Three Chinese corporations build turbofan engines. Some of these are licensed or reverse engineered versions of European and Russian turbofans, and the other are indigenous models, but all are in development phase. Shenyang Aircraft Corporation (manufacturer of Shenyang WS-10), Xi'an Aero-Engine Corporation (manufacturer of Xian WS-15) and Guizhou Aircraft Industry Corporation (manufacturer of Guizhou WS-13) manufacture turbofans.
Ishikawajima-Harima Heavy Industries is the Japan aircraft engine company. The company manufactures F3 for Kawasaki T-4, XF5-1 for ATD-X, F7 for Kawasaki P-1.
Gas Turbine Research Establishment (GTRE)
Gas Turbine Research Establishment is owned by DRDO of Government of India. It produced the GTRE GTX-35VS Kaveri turbofan intended to power HAL Tejas and HAL Advanced Medium Combat Aircraft being built by the Aeronautical Development Agency.

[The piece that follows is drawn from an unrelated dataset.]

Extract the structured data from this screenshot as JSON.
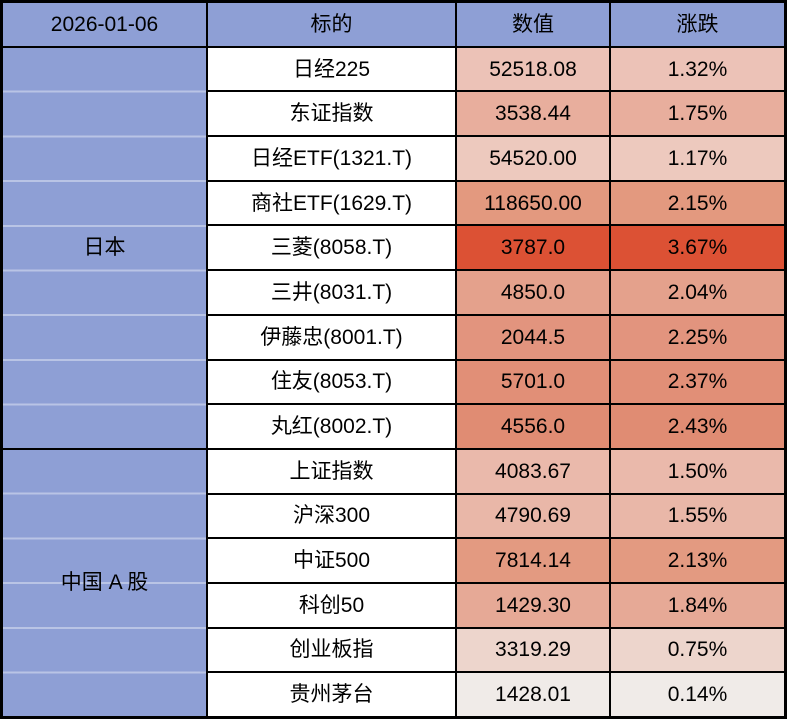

Extreme bypass jet engines
In the 1970s, Rolls-Royce/SNECMA tested a M45SD-02 turbofan fitted with variable pitch fan blades to improve handling at ultra low fan pressure ratios and to provide thrust reverse down to zero aircraft speed. The engine was aimed at ultra quiet STOL aircraft operating from city centre airports.
In a bid for increased efficiency with speed, a development of the turbofan and turboprop known as a propfan engine was created that had an unducted fan. The fan blades are situated outside of the duct, so that it appears like a turboprop with wide scimitar-like blades. Both General Electric and Pratt & Whitney/Allison demonstrated propfan engines in the 1980s. Excessive cabin noise and relatively cheap jet fuel prevented the engines being put into service.